Je me rappelai que le salon était visible depuis la rue. Sigrid déménagea le seau dans la cuisine.
— A quelle heure commençons-nous ? demanda-t-elle.
— A onze heures du matin. C’est le défaut du champagne : il n’est pas bon au saut du lit.
— Vous avez déjà essayé ?
— Oui comme le vin et le whisky, la vodka et la bière : ça ne passe pas.
— De la bière le matin ? Pourquoi avez- vous tenté une chose si affreuse ?
— Vous avez raison, c’est la pire. C’était par admiration pour Bukowski qui se réveillait encore profondément imbibé et qui buvait aussitôt une bière. J’ai vite renoncé à l’imiter. Lui, c’était un héros.

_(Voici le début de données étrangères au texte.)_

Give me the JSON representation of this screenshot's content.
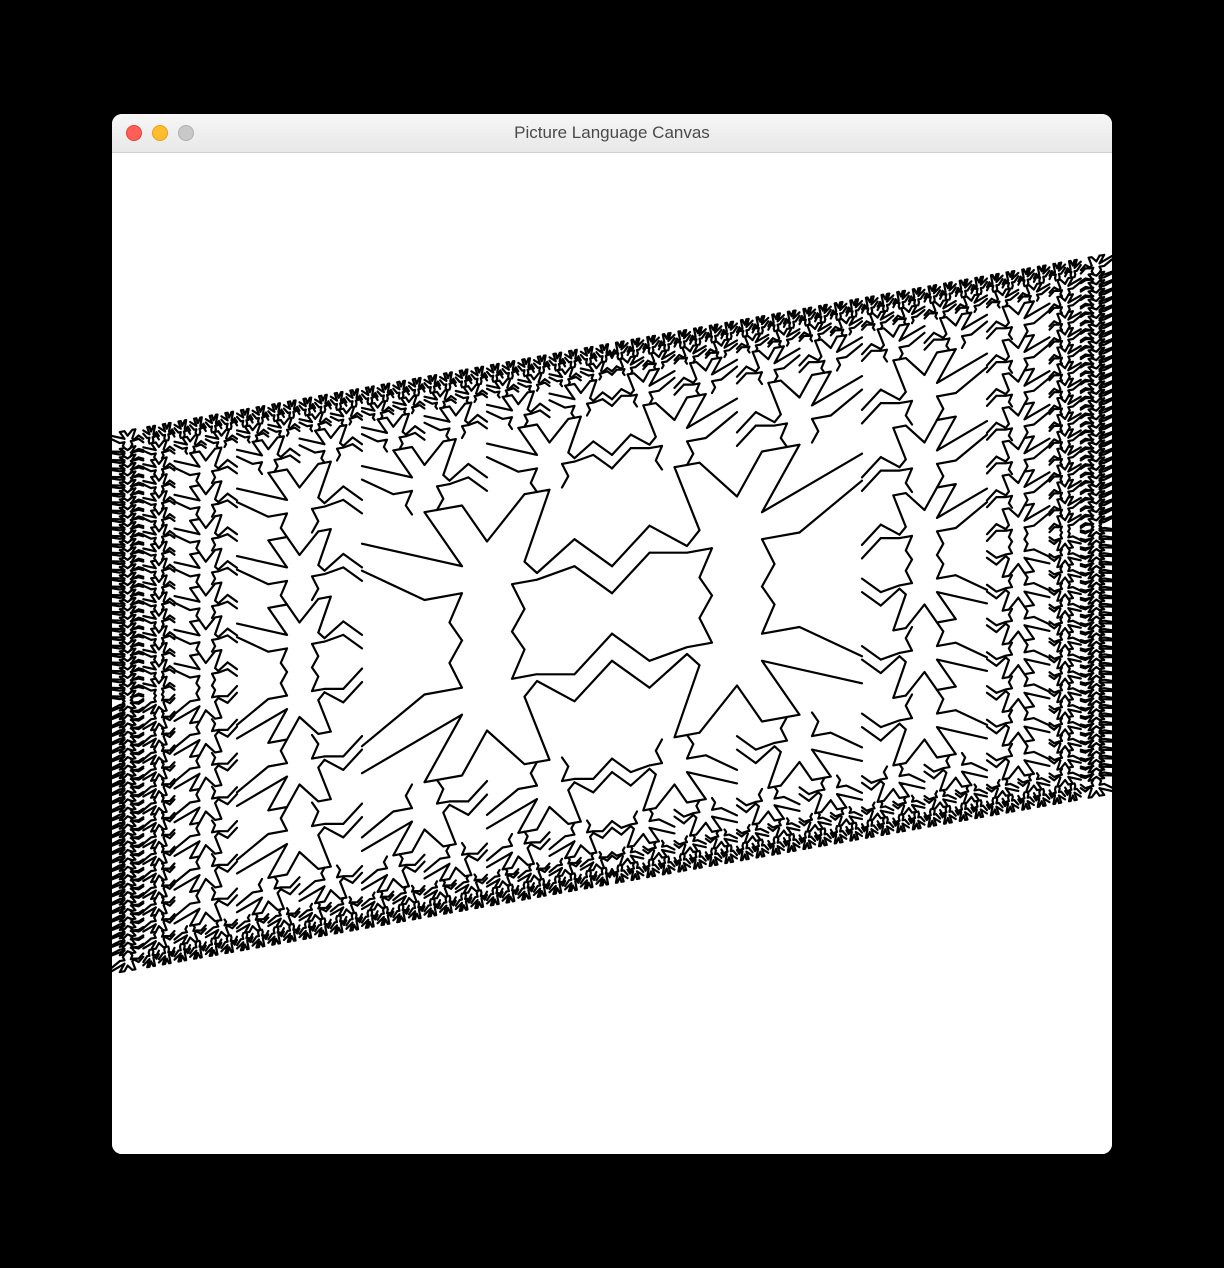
{
  "window": {
    "title": "Picture Language Canvas"
  },
  "picture": {
    "description": "SICP picture-language square-limit of a figure painter rendered in a sheared parallelogram frame",
    "depth": 4,
    "frame": {
      "origin": [
        0,
        0.82
      ],
      "edge1": [
        1.0,
        -0.18
      ],
      "edge2": [
        0.0,
        -0.54
      ]
    },
    "painter_segments_unit": [
      [
        0.0,
        0.65,
        0.15,
        0.4
      ],
      [
        0.15,
        0.4,
        0.3,
        0.6
      ],
      [
        0.3,
        0.6,
        0.35,
        0.5
      ],
      [
        0.35,
        0.5,
        0.25,
        0.0
      ],
      [
        0.25,
        0.0,
        0.35,
        0.0
      ],
      [
        0.35,
        0.0,
        0.5,
        0.3
      ],
      [
        0.5,
        0.3,
        0.6,
        0.0
      ],
      [
        0.6,
        0.0,
        0.75,
        0.0
      ],
      [
        0.75,
        0.0,
        0.6,
        0.45
      ],
      [
        0.6,
        0.45,
        1.0,
        0.15
      ],
      [
        1.0,
        0.35,
        0.75,
        0.65
      ],
      [
        0.75,
        0.65,
        0.6,
        0.65
      ],
      [
        0.6,
        0.65,
        0.65,
        0.85
      ],
      [
        0.65,
        0.85,
        0.6,
        1.0
      ],
      [
        0.4,
        1.0,
        0.35,
        0.85
      ],
      [
        0.35,
        0.85,
        0.4,
        0.65
      ],
      [
        0.4,
        0.65,
        0.3,
        0.65
      ],
      [
        0.3,
        0.65,
        0.15,
        0.6
      ],
      [
        0.15,
        0.6,
        0.0,
        0.85
      ]
    ],
    "stroke": "#000000",
    "stroke_width": 2.2
  }
}
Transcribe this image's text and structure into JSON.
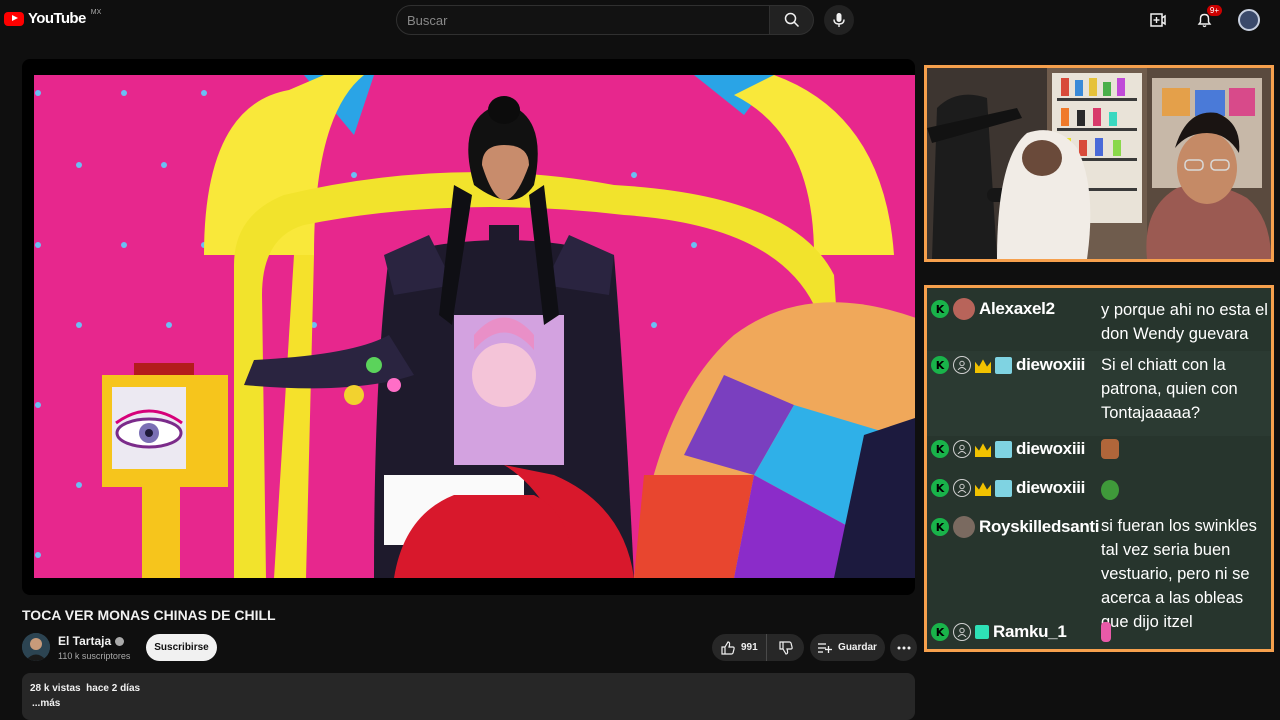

— Un alcoolique, vous voulez dire.
— Le héros de l’alcoolisme. Il buvait avec une sorte de vaillance. Il avalait des doses incroyables d’alcool de qualité infecte, et puis il écrivait des pages magnifiques.
— Voulez-vous écrire, vous aussi ?
— Non. Je veux être avec vous.
— Vous voulez voir ou l’alcoolisme nous conduira ?
— On ne peut pas être alcoolique en ne buvant que du champagne.
Elle me considéra avec scepticisme.
Des onze heures, elle déboucha le veuve-Clicquot. Les premières gorgées me paralysèrent de plaisir. Il fallait se taire et fermer les yeux : que l’être entier devienne la caisse de résonnance de cette jouissance.
— Vous avez une grande vertu, Sigrid : Vous savez boire. Ce n’est pas si fréquent chez les femmes.
— C’est à croire que vous ne les connaissez pas. Etes-vous marié, Olaf ?
— Non. C’est la première fois que vous me posez une question indiscrète.
Elle se tut, comme prise en faute. Je reremplis les flûtes pour dissiper le malaise.
Il y a un instant, entre la quinzième et la seizième gorgée de champagne, où tout homme est un aristocrate. Ce moment échappe au genre humain pour un motif médiocre : les êtres sont si pressés d’atteindre le comble de l’ivresse qu’ils noient ce stade fragile où il leur est donné de mériter la noblesse.